Recep Tayyip Erdogan est accusé par l'opposition de faire preuve d'un autoritarisme excessif et de persécuter de nombreux opposants dans divers domaines tels que la politique et la justice. Ces dernières années, de nombreuses arrestations et procès d'éléments de l'opposition pour divers chefs d'accusation ont eu lieu, toujours dans l'ombre du grand pouvoir exercé par l'homme fort ottoman. Sans parler de la persécution étouffante de la minorité kurde, accusée par le gouvernement turc de mener des actes terroristes dans le sud du pays. En effet, l'un des prétextes turcs pour franchir la frontière syrienne et se positionner dans la guerre civile syrienne était de persécuter les éléments kurdo-syriens présents dans la zone frontalière. 

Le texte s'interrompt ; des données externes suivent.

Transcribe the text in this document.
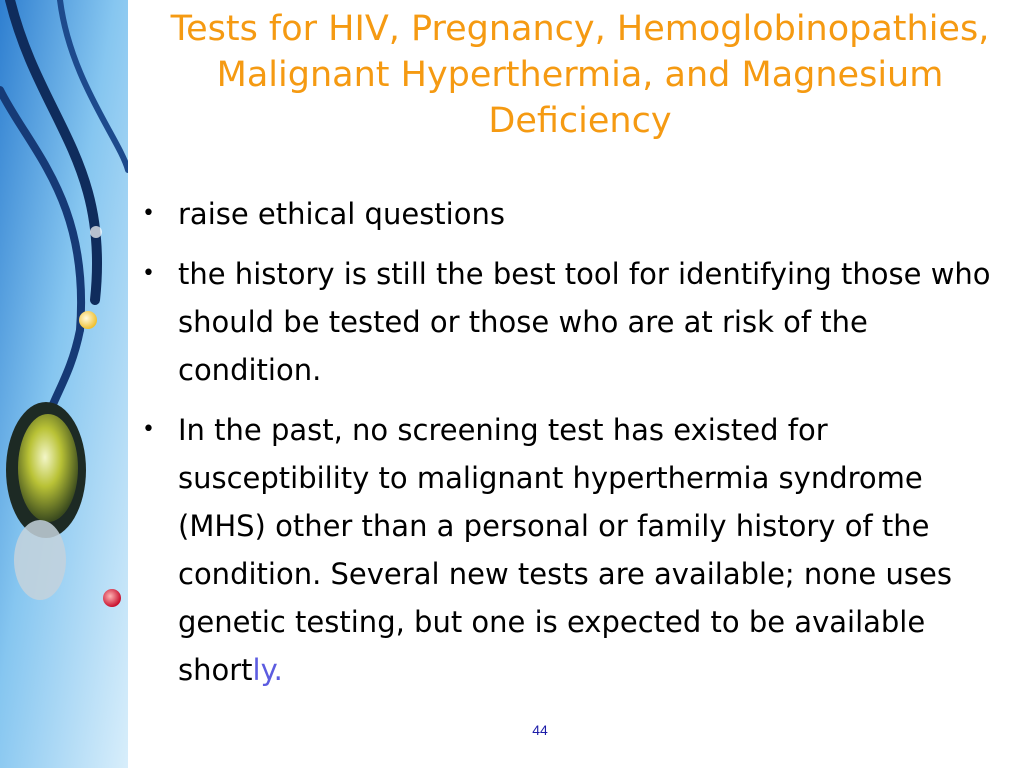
Tests for HIV, Pregnancy, Hemoglobinopathies, Malignant Hyperthermia, and Magnesium Deficiency
• raise ethical questions
• the history is still the best tool for identifying those who should be tested or those who are at risk of the condition.
• In the past, no screening test has existed for susceptibility to malignant hyperthermia syndrome (MHS) other than a personal or family history of the condition. Several new tests are available; none uses genetic testing, but one is expected to be available shortly.
44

AFP/OZAN KOSE - Le président du Parti républicain du peuple de Turquie (CHP) et candidat à la présidence, Kemal Kilicdaroglu, s'exprime lors d'un rassemblement à Canakkale, dans l'ouest de la Turquie, le 11 avril 2023

Dans ce contexte, l'opposition a réagi après tant d'années. Elle a dénoncé le harcèlement politique dont elle a été victime, principalement de la part du Parti républicain du peuple dirigé par Kemal Kilicdaroglu et du Parti démocratique des peuples, pro-kurde et de gauche. La gestion économique de Recep Tayyip Erdogan a également fait l'objet de vives critiques, en raison de la forte dépréciation de la livre turque et de l'inflation galopante en Turquie. L'inflation a culminé en octobre 2022 à 85,5 % en glissement annuel, tandis qu'en mars 2023, elle a atteint 50,5 %, un taux d'augmentation des prix très élevé pour un pays comme la Turquie. En effet, Kemal Kilicdaroglu a réussi pour la première fois à rassembler les opposants d'Erdogan dans une coalition commune pour affronter le président, grand favori à la revalidation de son poste et pointé du doigt pour la dérive politique et économique dont souffre la nation eurasienne. 

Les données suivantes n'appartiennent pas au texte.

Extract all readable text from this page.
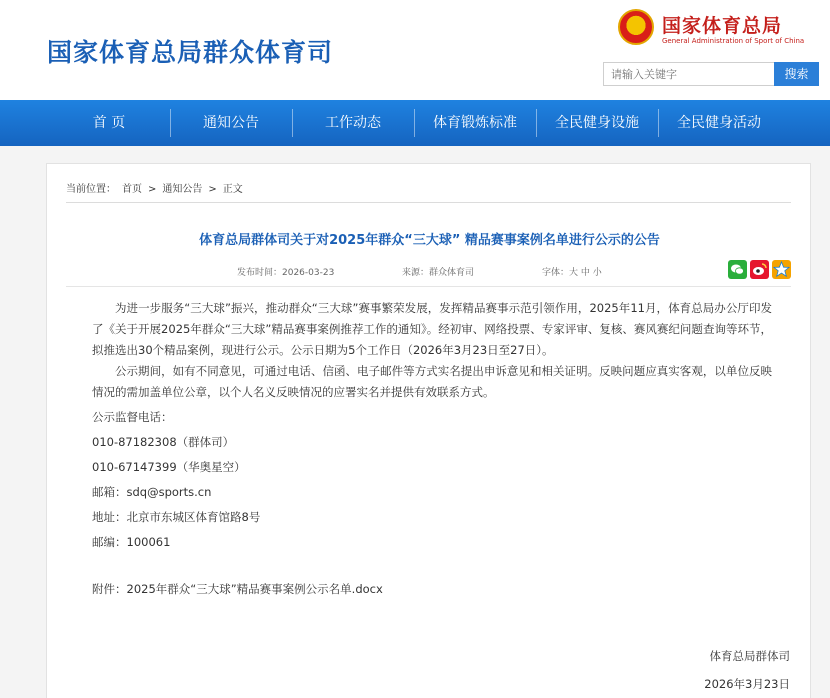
国家体育总局群众体育司
★ 国家体育总局
General Administration of Sport of China
请输入关键字
搜索
首 页	通知公告	工作动态	体育锻炼标准	全民健身设施	全民健身活动
当前位置： 首页 > 通知公告 > 正文
体育总局群体司关于对2025年群众“三大球” 精品赛事案例名单进行公示的公告
发布时间：2026-03-23	来源：群众体育司	字体：大 中 小

为进一步服务“三大球”振兴，推动群众“三大球”赛事繁荣发展，发挥精品赛事示范引领作用，2025年11月，体育总局办公厅印发了《关于开展2025年群众“三大球”精品赛事案例推荐工作的通知》。经初审、网络投票、专家评审、复核、赛风赛纪问题查询等环节，拟推选出30个精品案例，现进行公示。公示日期为5个工作日（2026年3月23日至27日）。

公示期间，如有不同意见，可通过电话、信函、电子邮件等方式实名提出申诉意见和相关证明。反映问题应真实客观，以单位反映情况的需加盖单位公章，以个人名义反映情况的应署实名并提供有效联系方式。

公示监督电话：
010-87182308（群体司）
010-67147399（华奥星空）
邮箱：sdq@sports.cn
地址：北京市东城区体育馆路8号
邮编：100061
附件：2025年群众“三大球”精品赛事案例公示名单.docx
体育总局群体司
2026年3月23日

Les sondages prédisaient même une victoire d'Erdogan au premier tour, mais les résultats ont été plus équilibrés. Erdogan a obtenu 49,5 % des voix et Kilicdaroglu 44,9 %. L'actuel président a failli atteindre les 50 % qui lui auraient permis de revalider son poste pour la troisième fois, mais il a échoué de peu. 

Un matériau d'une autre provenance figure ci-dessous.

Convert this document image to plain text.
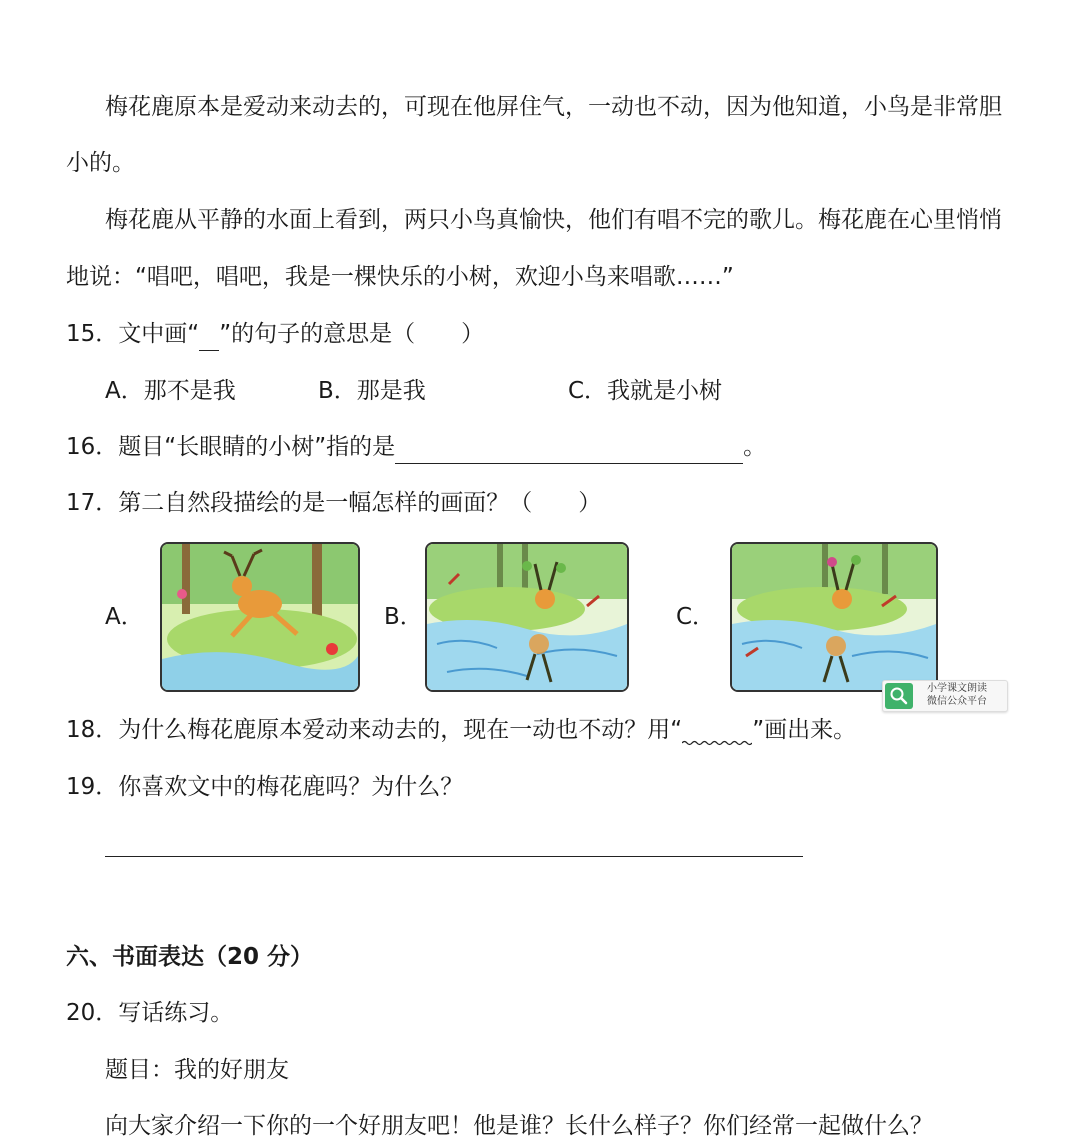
梅花鹿原本是爱动来动去的，可现在他屏住气，一动也不动，因为他知道，小鸟是非常胆
小的。
梅花鹿从平静的水面上看到，两只小鸟真愉快，他们有唱不完的歌儿。梅花鹿在心里悄悄
地说：“唱吧，唱吧，我是一棵快乐的小树，欢迎小鸟来唱歌……”
15．文中画“ ”的句子的意思是（　　）
A．那不是我	B．那是我	C．我就是小树
16．题目“长眼睛的小树”指的是	。
17．第二自然段描绘的是一幅怎样的画面？（　　）
A．	B．	C．
小学课文朗读
微信公众平台
18．为什么梅花鹿原本爱动来动去的，现在一动也不动？用“	”画出来。
19．你喜欢文中的梅花鹿吗？为什么？
六、书面表达（20 分）
20．写话练习。
题目：我的好朋友
向大家介绍一下你的一个好朋友吧！他是谁？长什么样子？你们经常一起做什么？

Il reste maintenant à voir comment le vote sera redistribué, ce qui semble rester inchangé par rapport à ceux qui ont voté pour l'un ou l'autre candidat au premier tour compte tenu de la polarisation existante ; mais il reste à voir comment les 5% que le candidat arrivé en troisième position au tour précédent, Sinan Ogan, se répartiront. Reste à savoir ce qu'il adviendra de ceux qui ont voté pour le parti d'Ogan, qui devront maintenant choisir entre Erdogan et Kilicdaroglu, ce qui pourrait faire basculer l'élection. Bien que tout le monde s'attende à ce que Sinan Ogan fasse campagne pour Recep Tayyip Erdogan et demande à ses électeurs d'élire le président actuel car ils sont sur la même longueur d'onde conservatrice, en fait, Ogan est considéré comme un candidat d'extrême droite par divers analystes et le parti le plus proche de son spectre politique est donc le Parti de la justice et du développement. Les quelque trois millions de voix de Sinan Ogan pourraient déterminer si Erdogan prolonge son règne déjà long ou si un changement s'opère dans la politique turque.

C'est la première fois qu'un second tour est organisé en Turquie depuis que Recep Tayyip Erdogan a transformé le système parlementaire constitutionnaliste turc en un système entièrement présidentiel en 2017. Jusqu'à présent, Erdogan avait toujours obtenu plus de 50 % des voix et un premier tour avait suffi pour l'introniser président de la nation, mais la polarisation politique et la crise économique ont mobilisé l'ensemble de l'opposition pour affronter celui que l'on appelle le "sultan" et le président actuel est plus proche que jamais d'être évincé de son pouvoir omnipotent, même si tous les pronostics tablent sur une victoire finale de Recep Tayyip Erdogan.